As the episodes of the first season move along, I'm quickly realizing that the first TARDIS crew is really one of the best in the show's history. Everyone has a role to play, and each actor fills the bill admirably. We'll come to see it even more in the episodes to come, but Ian almost has a bigger share of the action than The Doctor himself. I can see why William Russell's agent was lobbying, at the time, for his client to be paid on par to what William Hartnell was getting.
Also, we meet the Thals properly for the first time in this episode. They're all blonde and they all wear silly tunics and pants with holes down the legs. There also seems to be only a smattering of female Thals (what is this? The Smurfs?), and the only that speaks, Dyoni, proves that she should probably stay silent instead. The exposition scenes where the Thals discuss their own history at great length with each other are a tad boring, but a necessary evil that every TV script has to endure in order to get such vital information across. Pity we couldn't have got the slide show version from the Daleks, or something.

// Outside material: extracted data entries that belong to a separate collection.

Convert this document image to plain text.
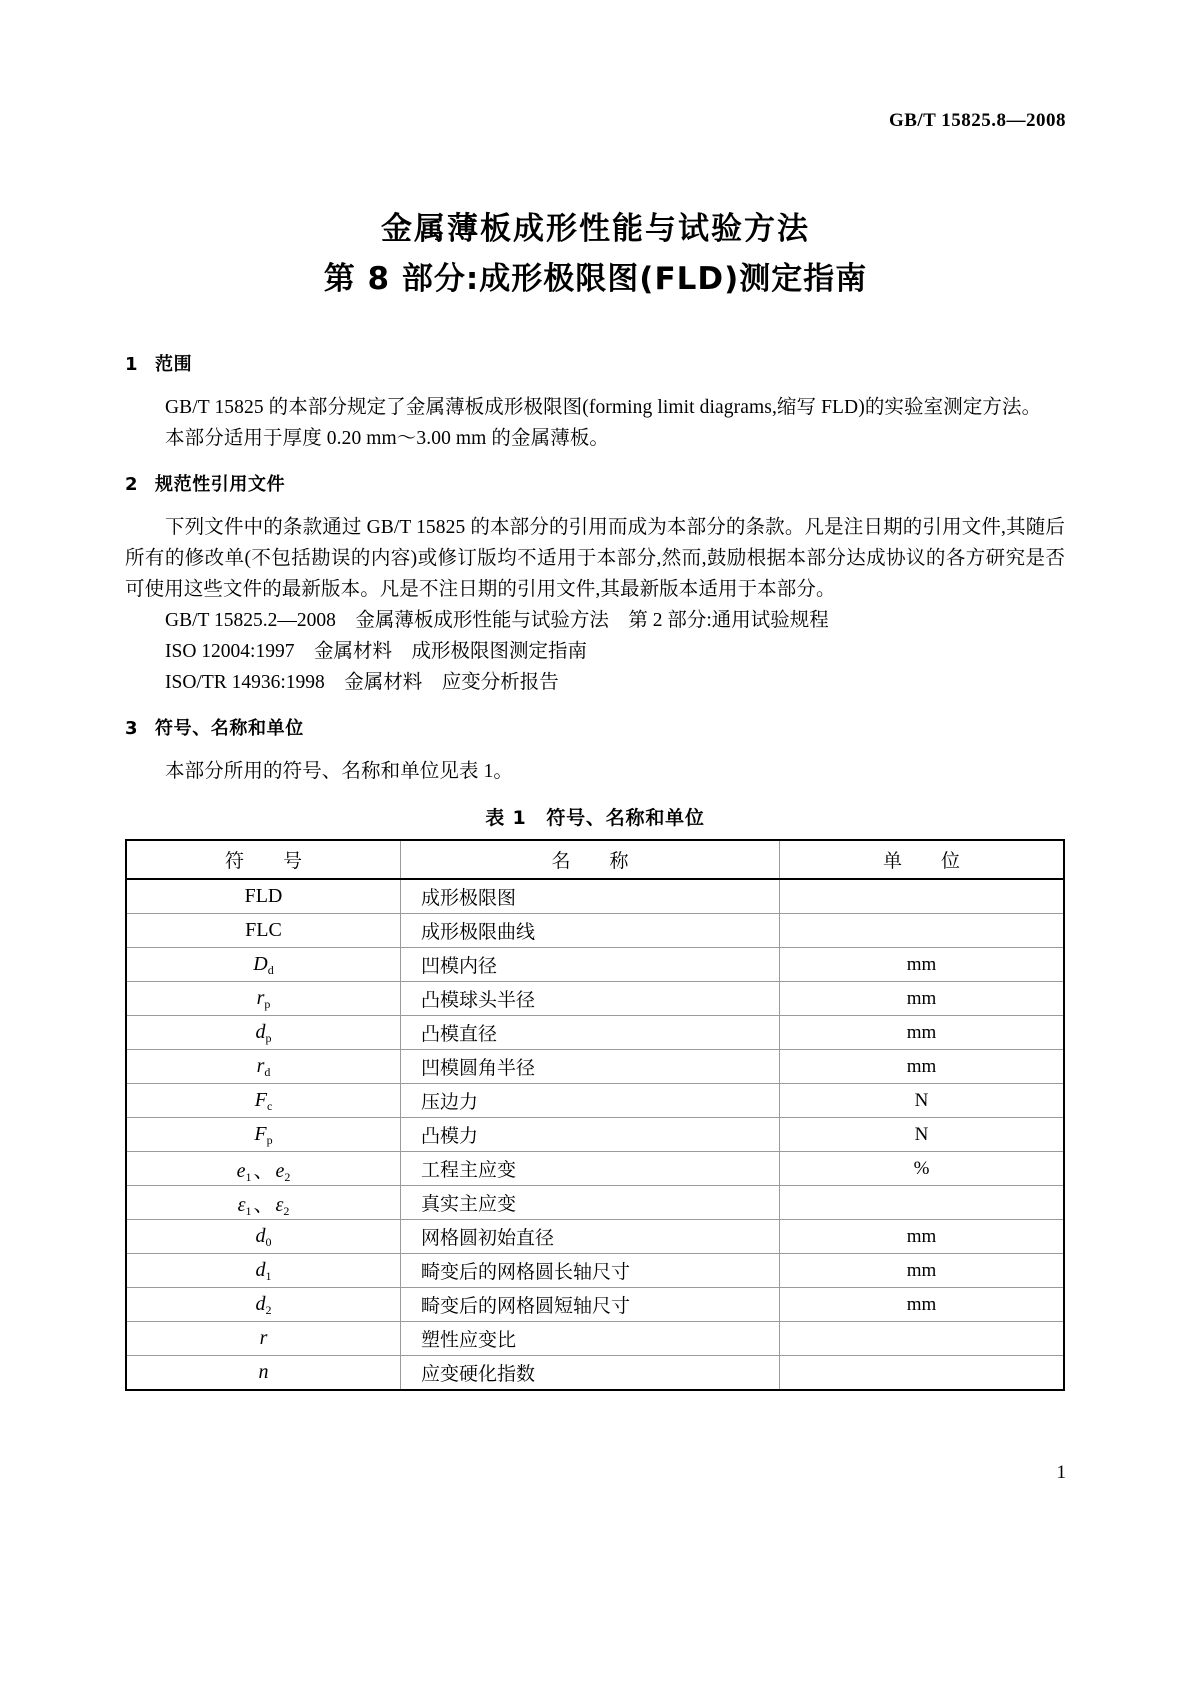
GB/T 15825.8—2008
金属薄板成形性能与试验方法
第 8 部分:成形极限图(FLD)测定指南
1 范围

GB/T 15825 的本部分规定了金属薄板成形极限图(forming limit diagrams,缩写 FLD)的实验室测定方法。

本部分适用于厚度 0.20 mm～3.00 mm 的金属薄板。

2 规范性引用文件

下列文件中的条款通过 GB/T 15825 的本部分的引用而成为本部分的条款。凡是注日期的引用文件,其随后所有的修改单(不包括勘误的内容)或修订版均不适用于本部分,然而,鼓励根据本部分达成协议的各方研究是否可使用这些文件的最新版本。凡是不注日期的引用文件,其最新版本适用于本部分。

GB/T 15825.2—2008　金属薄板成形性能与试验方法　第 2 部分:通用试验规程

ISO 12004:1997　金属材料　成形极限图测定指南

ISO/TR 14936:1998　金属材料　应变分析报告

3 符号、名称和单位

本部分所用的符号、名称和单位见表 1。

表 1　符号、名称和单位
符　号	名　称	单　位
FLD	成形极限图	
FLC	成形极限曲线	
$D_d$	凹模内径	mm
$r_p$	凸模球头半径	mm
$d_p$	凸模直径	mm
$r_d$	凹模圆角半径	mm
$F_c$	压边力	N
$F_p$	凸模力	N
$e_1$ 、 $e_2$	工程主应变	%
$\varepsilon_1$ 、 $\varepsilon_2$	真实主应变	
$d_0$	网格圆初始直径	mm
$d_1$	畸变后的网格圆长轴尺寸	mm
$d_2$	畸变后的网格圆短轴尺寸	mm
r	塑性应变比	
n	应变硬化指数	
1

The very last shot of the episode is of a spooky Dalek claw (actually a greased up rubber monkey arm) crawling out from under a Thal cloak. Neat shot, but what really sells the fact that the Daleks are a strange, mutated alien race is the reaction of Ian when he first opens the Dalek casing. The look on his face instantly shows more than any effects laden shot of a mutated Kaled (sorry - mutated Dal) could ever do. Why does William Russell's Ian not get more plaudits in "Best Companion" polls? I think he's brilliant.